The multivariate logistic regression analysis adds depth by identifying key factors influencing nurses’ knowledge and practice of heat preservation. The observation that nurses with 11–15 years of experience demonstrated lower knowledge levels and less favorable attitude. This highlights a need for continuous education, particularly for experienced nurses unfamiliar with evolving techniques24,29.
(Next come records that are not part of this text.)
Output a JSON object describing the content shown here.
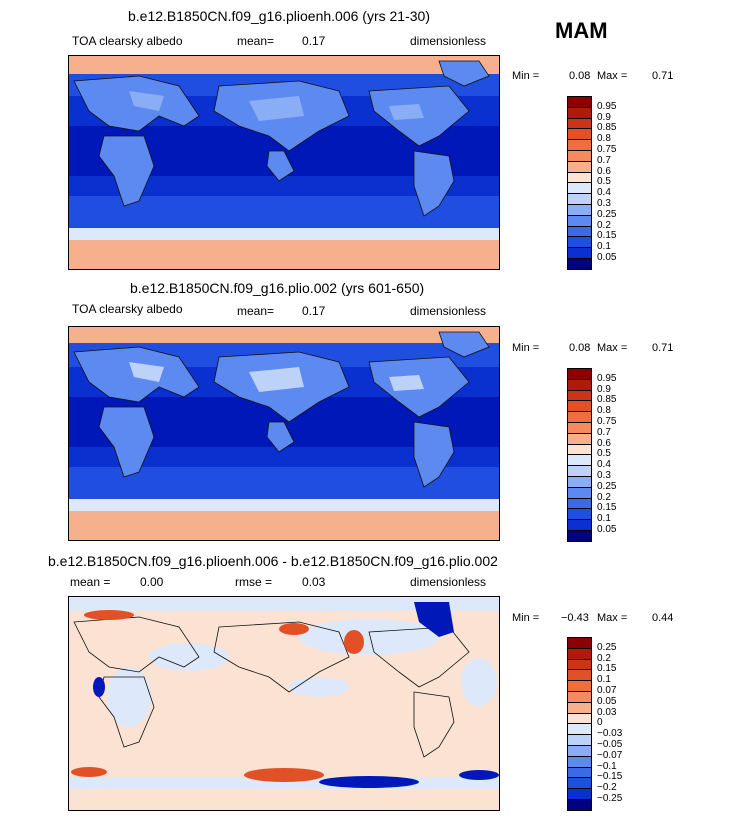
{
  "season": "MAM",
  "colors": {
    "land_outline": "#111111",
    "warm_palette": [
      "#f8d8c4",
      "#f5c3a8",
      "#f4a582",
      "#f08a5e",
      "#e86a3c",
      "#d64a24",
      "#bb2a12",
      "#8b0000"
    ],
    "cool_palette": [
      "#000080",
      "#0018b8",
      "#0a30d0",
      "#1f4ee0",
      "#3a6ae8",
      "#5c8af0",
      "#8aaef5",
      "#bcd2f8",
      "#dde9fb"
    ]
  },
  "panels": [
    {
      "title": "b.e12.B1850CN.f09_g16.plioenh.006 (yrs 21-30)",
      "left_label": "TOA clearsky albedo",
      "center_label": "mean=",
      "center_value": "0.17",
      "right_label": "dimensionless",
      "min_label": "Min =",
      "min_value": "0.08",
      "max_label": "Max =",
      "max_value": "0.71",
      "colorbar": [
        "0.95",
        "0.9",
        "0.85",
        "0.8",
        "0.75",
        "0.7",
        "0.6",
        "0.5",
        "0.4",
        "0.3",
        "0.25",
        "0.2",
        "0.15",
        "0.1",
        "0.05"
      ],
      "colorbar_colors": [
        "#8b0000",
        "#b01a0a",
        "#cc3318",
        "#e25026",
        "#f06e3c",
        "#f58a5e",
        "#f7b08e",
        "#fbe2d2",
        "#dde9fb",
        "#bcd2f8",
        "#8aaef5",
        "#5c8af0",
        "#3a6ae8",
        "#1f4ee0",
        "#0a30d0",
        "#000080"
      ]
    },
    {
      "title": "b.e12.B1850CN.f09_g16.plio.002 (yrs 601-650)",
      "left_label": "TOA clearsky albedo",
      "center_label": "mean=",
      "center_value": "0.17",
      "right_label": "dimensionless",
      "min_label": "Min =",
      "min_value": "0.08",
      "max_label": "Max =",
      "max_value": "0.71",
      "colorbar": [
        "0.95",
        "0.9",
        "0.85",
        "0.8",
        "0.75",
        "0.7",
        "0.6",
        "0.5",
        "0.4",
        "0.3",
        "0.25",
        "0.2",
        "0.15",
        "0.1",
        "0.05"
      ],
      "colorbar_colors": [
        "#8b0000",
        "#b01a0a",
        "#cc3318",
        "#e25026",
        "#f06e3c",
        "#f58a5e",
        "#f7b08e",
        "#fbe2d2",
        "#dde9fb",
        "#bcd2f8",
        "#8aaef5",
        "#5c8af0",
        "#3a6ae8",
        "#1f4ee0",
        "#0a30d0",
        "#000080"
      ]
    },
    {
      "title": "b.e12.B1850CN.f09_g16.plioenh.006 - b.e12.B1850CN.f09_g16.plio.002",
      "left_label": "mean =",
      "left_value": "0.00",
      "center_label": "rmse =",
      "center_value": "0.03",
      "right_label": "dimensionless",
      "min_label": "Min =",
      "min_value": "−0.43",
      "max_label": "Max =",
      "max_value": "0.44",
      "colorbar": [
        "0.25",
        "0.2",
        "0.15",
        "0.1",
        "0.07",
        "0.05",
        "0.03",
        "0",
        "−0.03",
        "−0.05",
        "−0.07",
        "−0.1",
        "−0.15",
        "−0.2",
        "−0.25"
      ],
      "colorbar_colors": [
        "#8b0000",
        "#b01a0a",
        "#cc3318",
        "#e25026",
        "#f06e3c",
        "#f58a5e",
        "#f7b08e",
        "#fbe2d2",
        "#dde9fb",
        "#bcd2f8",
        "#8aaef5",
        "#5c8af0",
        "#3a6ae8",
        "#1f4ee0",
        "#0a30d0",
        "#000080"
      ]
    }
  ]
}
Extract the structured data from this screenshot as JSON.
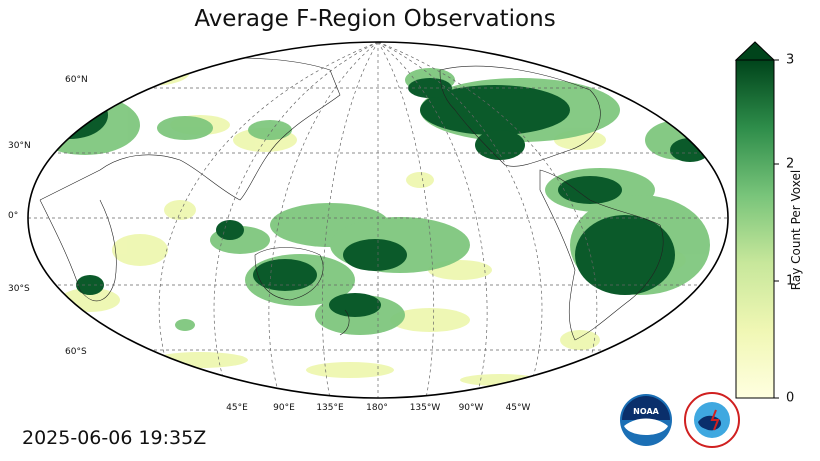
{
  "title": "Average F-Region Observations",
  "timestamp": "2025-06-06 19:35Z",
  "latitude_labels": [
    "60°N",
    "30°N",
    "0°",
    "30°S",
    "60°S"
  ],
  "longitude_labels": [
    "45°E",
    "90°E",
    "135°E",
    "180°",
    "135°W",
    "90°W",
    "45°W"
  ],
  "colorbar": {
    "label": "Ray Count Per Voxel",
    "ticks": [
      "0",
      "1",
      "2",
      "3"
    ],
    "range": [
      0,
      3
    ],
    "extend": "max",
    "colors": {
      "low": "#ffffe0",
      "mid": "#78c47a",
      "high": "#00441b"
    }
  },
  "logos": {
    "noaa": "NOAA",
    "nws": "NATIONAL WEATHER SERVICE"
  },
  "icons": {
    "noaa": "noaa-logo-icon",
    "nws": "nws-logo-icon"
  }
}
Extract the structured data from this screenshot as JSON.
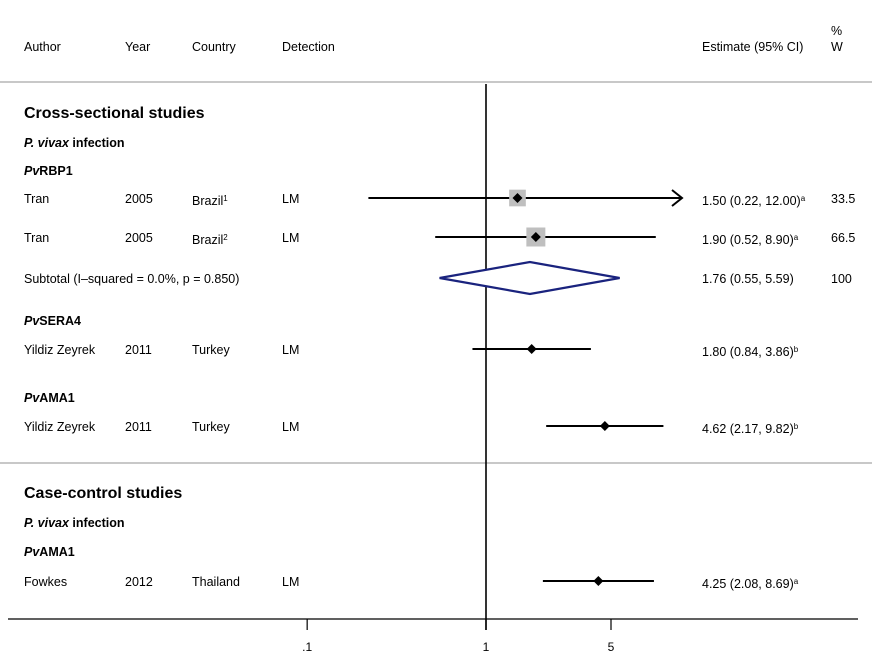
{
  "header": {
    "author": "Author",
    "year": "Year",
    "country": "Country",
    "detection": "Detection",
    "estimate": "Estimate (95% CI)",
    "weight_top": "%",
    "weight_bottom": "W"
  },
  "sections": [
    {
      "title": "Cross-sectional studies",
      "subtitle_italic": "P. vivax",
      "subtitle_rest": " infection"
    },
    {
      "title": "Case-control studies",
      "subtitle_italic": "P. vivax",
      "subtitle_rest": " infection"
    }
  ],
  "groups": [
    {
      "italic": "Pv",
      "rest": "RBP1"
    },
    {
      "italic": "Pv",
      "rest": "SERA4"
    },
    {
      "italic": "Pv",
      "rest": "AMA1"
    },
    {
      "italic": "Pv",
      "rest": "AMA1"
    }
  ],
  "rows": [
    {
      "author": "Tran",
      "year": "2005",
      "country": "Brazil",
      "country_sup": "1",
      "detection": "LM",
      "estimate": "1.50 (0.22, 12.00)",
      "estimate_sup": "a",
      "weight": "33.5"
    },
    {
      "author": "Tran",
      "year": "2005",
      "country": "Brazil",
      "country_sup": "2",
      "detection": "LM",
      "estimate": "1.90 (0.52, 8.90)",
      "estimate_sup": "a",
      "weight": "66.5"
    },
    {
      "author": "Yildiz Zeyrek",
      "year": "2011",
      "country": "Turkey",
      "country_sup": "",
      "detection": "LM",
      "estimate": "1.80 (0.84, 3.86)",
      "estimate_sup": "b",
      "weight": ""
    },
    {
      "author": "Yildiz Zeyrek",
      "year": "2011",
      "country": "Turkey",
      "country_sup": "",
      "detection": "LM",
      "estimate": "4.62 (2.17, 9.82)",
      "estimate_sup": "b",
      "weight": ""
    },
    {
      "author": "Fowkes",
      "year": "2012",
      "country": "Thailand",
      "country_sup": "",
      "detection": "LM",
      "estimate": "4.25 (2.08, 8.69)",
      "estimate_sup": "a",
      "weight": ""
    }
  ],
  "subtotal": {
    "label": "Subtotal  (I–squared = 0.0%, p = 0.850)",
    "estimate": "1.76 (0.55, 5.59)",
    "weight": "100"
  },
  "chart_data": {
    "type": "forest",
    "scale": "log",
    "reference_line": 1,
    "xticks": [
      ".1",
      "1",
      "5"
    ],
    "colors": {
      "line": "#000000",
      "weight_box": "#bfbfbf",
      "diamond": "#1a237e",
      "divider": "#c8c8c8"
    },
    "studies": [
      {
        "estimate": 1.5,
        "lower": 0.22,
        "upper": 12.0,
        "weight": 33.5,
        "upper_truncated": true
      },
      {
        "estimate": 1.9,
        "lower": 0.52,
        "upper": 8.9,
        "weight": 66.5
      },
      {
        "estimate": 1.8,
        "lower": 0.84,
        "upper": 3.86
      },
      {
        "estimate": 4.62,
        "lower": 2.17,
        "upper": 9.82
      },
      {
        "estimate": 4.25,
        "lower": 2.08,
        "upper": 8.69
      }
    ],
    "subtotal": {
      "estimate": 1.76,
      "lower": 0.55,
      "upper": 5.59
    }
  }
}
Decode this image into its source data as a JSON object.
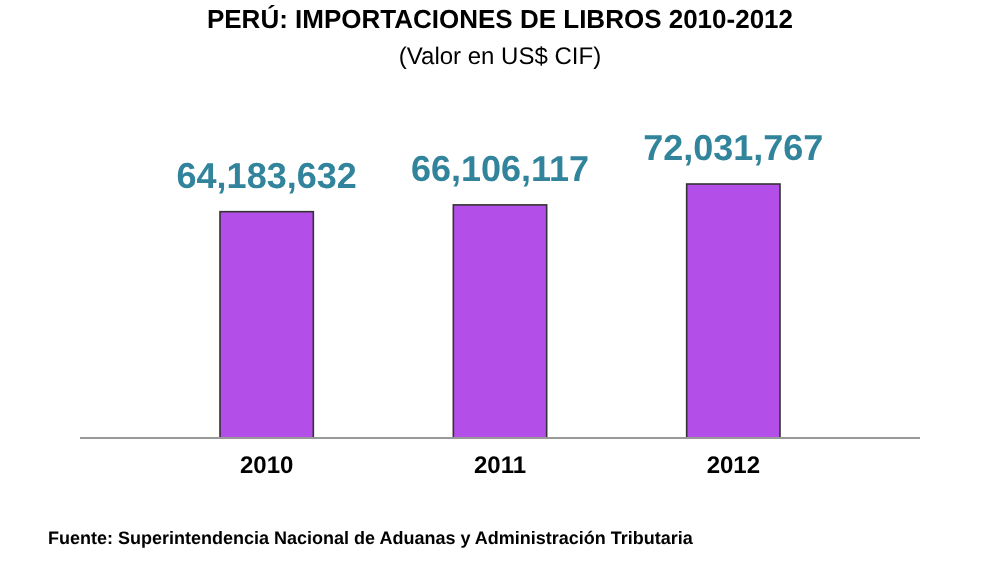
{
  "chart_data": {
    "type": "bar",
    "title": "PERÚ: IMPORTACIONES DE LIBROS 2010-2012",
    "subtitle": "(Valor en US$ CIF)",
    "categories": [
      "2010",
      "2011",
      "2012"
    ],
    "values": [
      64183632,
      66106117,
      72031767
    ],
    "color": "#b44ee8",
    "value_labels": [
      "64,183,632",
      "66,106,117",
      "72,031,767"
    ],
    "annotations": [
      "Fuente: Superintendencia Nacional de Aduanas y Administración Tributaria"
    ]
  }
}
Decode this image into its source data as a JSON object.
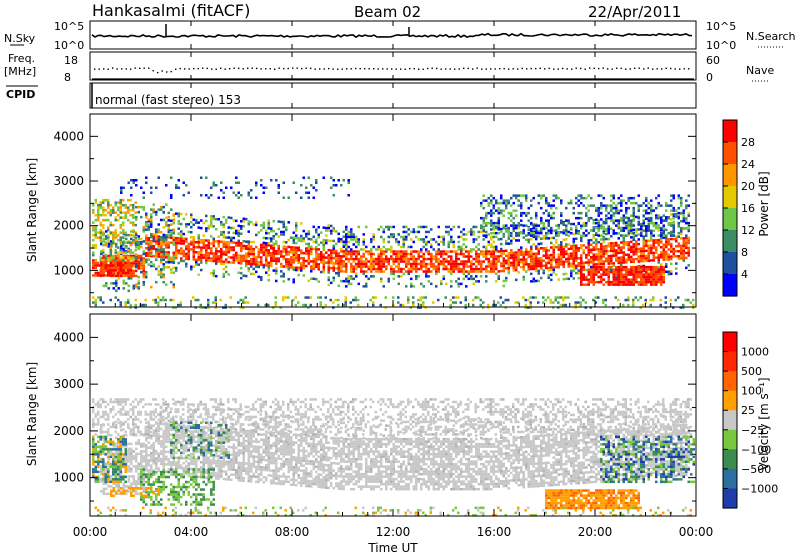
{
  "header": {
    "title": "Hankasalmi (fitACF)",
    "beam": "Beam 02",
    "date": "22/Apr/2011"
  },
  "noise_panel": {
    "left_label": "N.Sky",
    "right_label": "N.Search",
    "ticks_left": [
      "10^5",
      "10^0"
    ],
    "ticks_right": [
      "10^5",
      "10^0"
    ]
  },
  "freq_panel": {
    "left_label_1": "Freq.",
    "left_label_2": "[MHz]",
    "right_label": "Nave",
    "ticks_left": [
      "18",
      "8"
    ],
    "ticks_right": [
      "60",
      "0"
    ]
  },
  "cpid_panel": {
    "label": "CPID",
    "text": "normal (fast stereo) 153"
  },
  "chart_data": [
    {
      "type": "heatmap",
      "name": "power",
      "ylabel": "Slant Range [km]",
      "ylim": [
        180,
        4500
      ],
      "yticks": [
        "1000",
        "2000",
        "3000",
        "4000"
      ],
      "ytick_values": [
        1000,
        2000,
        3000,
        4000
      ],
      "colorbar": {
        "label": "Power [dB]",
        "tick_labels": [
          "4",
          "8",
          "12",
          "16",
          "20",
          "24",
          "28"
        ],
        "colors": [
          "#0000ff",
          "#1e50a0",
          "#3c8c64",
          "#6ec846",
          "#e6c800",
          "#ff9600",
          "#ff5000",
          "#ff0000"
        ]
      }
    },
    {
      "type": "heatmap",
      "name": "velocity",
      "ylabel": "Slant Range [km]",
      "ylim": [
        180,
        4500
      ],
      "yticks": [
        "1000",
        "2000",
        "3000",
        "4000"
      ],
      "ytick_values": [
        1000,
        2000,
        3000,
        4000
      ],
      "colorbar": {
        "label": "Velocity [m s⁻¹]",
        "tick_labels": [
          "1000",
          "500",
          "100",
          "25",
          "−25",
          "−100",
          "−500",
          "−1000"
        ],
        "colors": [
          "#1e3caa",
          "#2d6ea0",
          "#3c8c50",
          "#78c83c",
          "#c8c8c8",
          "#ffa000",
          "#ff6400",
          "#ff2800",
          "#ff0000"
        ]
      }
    }
  ],
  "x_axis": {
    "label": "Time UT",
    "ticks": [
      "00:00",
      "04:00",
      "08:00",
      "12:00",
      "16:00",
      "20:00",
      "00:00"
    ]
  }
}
This study offers valuable insights into the knowledge, attitudes, and practices of medical staff regarding perioperative hypothermia prevention; however, some limitations should be noted. As a questionnaire-based study, it may not capture nuanced perspectives, and self-reported data could introduce reporting or recall bias. Although the sample size met the minimum requirement, the relatively small number of valid questionnaires (n = 213) from eight hospitals may limit the generalizability of the findings. The use of convenience sampling, while practical, may have led to selection bias, potentially overrepresenting participants more interested in or knowledgeable about the topic. Moreover, the predominance of tertiary hospitals in urban areas, with limited representation from secondary hospitals or rural and community centers, may restrict the applicability of the results to smaller or less-resourced institutions. This is particularly relevant in China, where significant disparities exist between urban and rural healthcare systems; however, our study did not directly compare these settings due to the limited representation of rural and community centers. These limitations highlight the need for future studies to include a broader range of healthcare settings to better reflect the diversity of China’s healthcare landscape. Additionally, the study did not perform cross-validation or expert content validation, which may limit the robustness of the questionnaire’s psychometric properties. Future studies should consider incorporating these methods to further validate the questionnaire.

Conclusions

In conclusion, this exploratory study from northern China indicates that while most physicians and nurses had positive attitudes and acceptable practice levels, their knowledge of unintentional perioperative hypothermia prevention was generally inadequate. Knowledge and attitude were identified as factors potentially influencing practice. Although the small regional sample limits generalizability, these findings highlight the need for targeted training programs and standardized protocols to improve adherence to perioperative hypothermia prevention guidelines in similar healthcare settings.